Moves to beef up community sentences by introducing an automatic punitive element, such as tagging or unpaid work, will be announced in the Queen's Speech on 9 May. Offenders could expect to be jailed if they breached the terms of their sentences.
The proposals are being personally championed by David Cameron in an apparent recognition that Kenneth Clarke, the Justice Secretary, has allowed himself to be portrayed as soft on law and order.
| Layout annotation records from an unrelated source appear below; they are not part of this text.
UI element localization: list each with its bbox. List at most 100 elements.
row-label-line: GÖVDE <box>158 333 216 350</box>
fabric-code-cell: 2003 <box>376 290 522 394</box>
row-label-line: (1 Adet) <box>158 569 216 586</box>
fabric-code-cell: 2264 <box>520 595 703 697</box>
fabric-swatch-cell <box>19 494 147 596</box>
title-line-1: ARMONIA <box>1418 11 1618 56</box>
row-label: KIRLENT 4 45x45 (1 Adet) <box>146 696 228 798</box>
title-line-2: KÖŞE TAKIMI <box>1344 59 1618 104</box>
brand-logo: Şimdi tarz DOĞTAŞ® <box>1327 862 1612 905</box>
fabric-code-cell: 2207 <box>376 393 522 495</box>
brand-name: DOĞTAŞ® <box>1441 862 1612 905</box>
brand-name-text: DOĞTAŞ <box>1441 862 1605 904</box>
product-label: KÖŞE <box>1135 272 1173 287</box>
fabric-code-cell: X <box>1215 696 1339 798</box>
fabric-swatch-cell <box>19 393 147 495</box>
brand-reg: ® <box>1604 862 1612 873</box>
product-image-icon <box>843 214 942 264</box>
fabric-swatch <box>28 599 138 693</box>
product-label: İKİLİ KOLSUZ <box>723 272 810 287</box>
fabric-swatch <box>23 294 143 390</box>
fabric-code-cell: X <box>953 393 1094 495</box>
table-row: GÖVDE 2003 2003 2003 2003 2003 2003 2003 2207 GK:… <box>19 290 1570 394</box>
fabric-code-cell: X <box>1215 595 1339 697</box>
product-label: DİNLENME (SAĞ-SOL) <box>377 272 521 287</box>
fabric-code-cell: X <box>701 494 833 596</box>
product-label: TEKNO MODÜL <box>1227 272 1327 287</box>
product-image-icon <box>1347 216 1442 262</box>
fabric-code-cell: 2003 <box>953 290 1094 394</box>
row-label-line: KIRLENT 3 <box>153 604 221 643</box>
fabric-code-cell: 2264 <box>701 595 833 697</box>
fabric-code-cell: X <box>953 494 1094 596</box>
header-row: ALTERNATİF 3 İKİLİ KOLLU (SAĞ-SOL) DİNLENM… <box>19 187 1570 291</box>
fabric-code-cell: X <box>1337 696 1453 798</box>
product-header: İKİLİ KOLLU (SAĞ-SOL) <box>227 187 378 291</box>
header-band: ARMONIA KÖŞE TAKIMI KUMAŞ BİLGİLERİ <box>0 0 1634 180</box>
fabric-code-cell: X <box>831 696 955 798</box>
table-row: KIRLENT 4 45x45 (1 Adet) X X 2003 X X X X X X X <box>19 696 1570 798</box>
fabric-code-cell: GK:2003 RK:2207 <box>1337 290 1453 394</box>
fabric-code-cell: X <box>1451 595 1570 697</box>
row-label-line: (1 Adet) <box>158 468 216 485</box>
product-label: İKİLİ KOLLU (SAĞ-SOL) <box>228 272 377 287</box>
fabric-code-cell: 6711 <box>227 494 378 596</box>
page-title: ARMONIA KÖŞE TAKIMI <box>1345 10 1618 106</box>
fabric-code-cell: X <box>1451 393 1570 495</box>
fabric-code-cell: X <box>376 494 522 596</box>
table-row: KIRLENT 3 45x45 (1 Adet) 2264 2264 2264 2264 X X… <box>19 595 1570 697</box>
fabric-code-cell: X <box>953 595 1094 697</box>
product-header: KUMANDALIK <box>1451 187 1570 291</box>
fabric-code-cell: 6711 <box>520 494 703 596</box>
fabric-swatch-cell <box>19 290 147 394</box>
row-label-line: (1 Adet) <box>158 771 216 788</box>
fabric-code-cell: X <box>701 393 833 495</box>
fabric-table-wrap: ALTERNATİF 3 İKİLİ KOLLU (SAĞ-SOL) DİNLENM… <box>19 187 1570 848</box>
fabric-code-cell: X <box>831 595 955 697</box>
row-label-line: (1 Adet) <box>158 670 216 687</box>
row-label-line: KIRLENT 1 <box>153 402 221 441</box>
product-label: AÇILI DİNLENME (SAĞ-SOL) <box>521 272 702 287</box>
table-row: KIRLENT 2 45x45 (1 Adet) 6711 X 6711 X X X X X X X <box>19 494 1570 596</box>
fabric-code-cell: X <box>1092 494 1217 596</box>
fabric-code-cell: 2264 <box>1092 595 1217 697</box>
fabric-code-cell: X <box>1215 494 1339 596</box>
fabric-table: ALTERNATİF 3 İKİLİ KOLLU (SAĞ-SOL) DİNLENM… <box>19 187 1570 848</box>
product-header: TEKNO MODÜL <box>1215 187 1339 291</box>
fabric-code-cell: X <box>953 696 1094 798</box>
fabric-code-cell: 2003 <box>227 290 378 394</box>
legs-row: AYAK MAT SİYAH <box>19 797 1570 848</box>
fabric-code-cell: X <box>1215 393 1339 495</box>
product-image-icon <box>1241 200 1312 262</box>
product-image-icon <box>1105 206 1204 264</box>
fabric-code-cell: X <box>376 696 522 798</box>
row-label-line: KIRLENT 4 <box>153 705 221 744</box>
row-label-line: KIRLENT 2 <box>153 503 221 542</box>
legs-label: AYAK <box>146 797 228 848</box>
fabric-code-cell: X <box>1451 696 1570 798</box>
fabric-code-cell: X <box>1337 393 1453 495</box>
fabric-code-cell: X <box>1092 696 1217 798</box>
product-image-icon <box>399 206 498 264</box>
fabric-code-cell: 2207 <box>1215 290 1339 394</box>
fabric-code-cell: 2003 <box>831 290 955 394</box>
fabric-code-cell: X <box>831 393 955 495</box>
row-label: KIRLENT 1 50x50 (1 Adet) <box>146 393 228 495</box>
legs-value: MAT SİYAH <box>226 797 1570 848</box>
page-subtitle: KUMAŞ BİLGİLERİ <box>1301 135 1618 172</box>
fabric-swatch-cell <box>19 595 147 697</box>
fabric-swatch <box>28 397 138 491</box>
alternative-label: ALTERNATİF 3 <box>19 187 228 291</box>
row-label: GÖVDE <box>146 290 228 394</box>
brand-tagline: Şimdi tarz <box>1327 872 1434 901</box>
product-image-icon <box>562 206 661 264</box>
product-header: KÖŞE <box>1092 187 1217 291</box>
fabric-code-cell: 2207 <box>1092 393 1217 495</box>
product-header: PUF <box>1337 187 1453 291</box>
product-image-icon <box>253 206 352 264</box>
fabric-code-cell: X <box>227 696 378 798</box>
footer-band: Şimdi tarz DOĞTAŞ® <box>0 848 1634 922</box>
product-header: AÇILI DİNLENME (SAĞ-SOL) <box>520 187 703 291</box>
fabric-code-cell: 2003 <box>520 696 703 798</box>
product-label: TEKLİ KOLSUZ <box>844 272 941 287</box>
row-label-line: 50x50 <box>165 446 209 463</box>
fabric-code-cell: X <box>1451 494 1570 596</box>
However, they are also an admission that more sentences will need to be served in the community because of the pressure on jails.
The prison population in England and Wales stood at 87,870 yesterday , an increase of 216 in a week and more than 2,400 higher than a year ago.
The idea of fitting bracelets to offenders with drink-related problems has been used in the United States – most famously when the actress Lindsay Lohan was ordered to wear one after failing to appear in court on charges of driving under the influence of alcohol.
The devices, usually tagged to the ankle, work by measuring air and perspiration emissions from the skin every 30 minutes and can record blood alcohol levels as low as 0.02 per cent.
Trials are planned in London and the West of Scotland, but Government sources yesterday signalled support for the bracelets to be fitted on offenders across England and Wales.
They also gave their provisional backing to offenders on community sentences being tagged and tracked by GPS technology. Supporters argue that it deters criminals from returning to their old ways, and can monitor the whereabouts of sex offenders.
Mr Cameron, speaking as he returned from a three-day visit to the United States, said: "For too long community sentences have been seen as, and indeed have been, a soft touch.
"This Government wants to change this and make them a proper and robust punishment. Criminals given a community punishment shouldn't just be able to enjoy life as it was before."
A forthcoming Justice Bill will also widen powers to seize criminals' assets. At the moment police can only confiscate high-level possessions such as yachts and luxury cars; the power will be increased to enable officers to take away lower-level possessions including electrical goods.
The Bill is expected to amend magistrates' powers to enable them to impose a mixture of fines and community punishments which to date have been separate.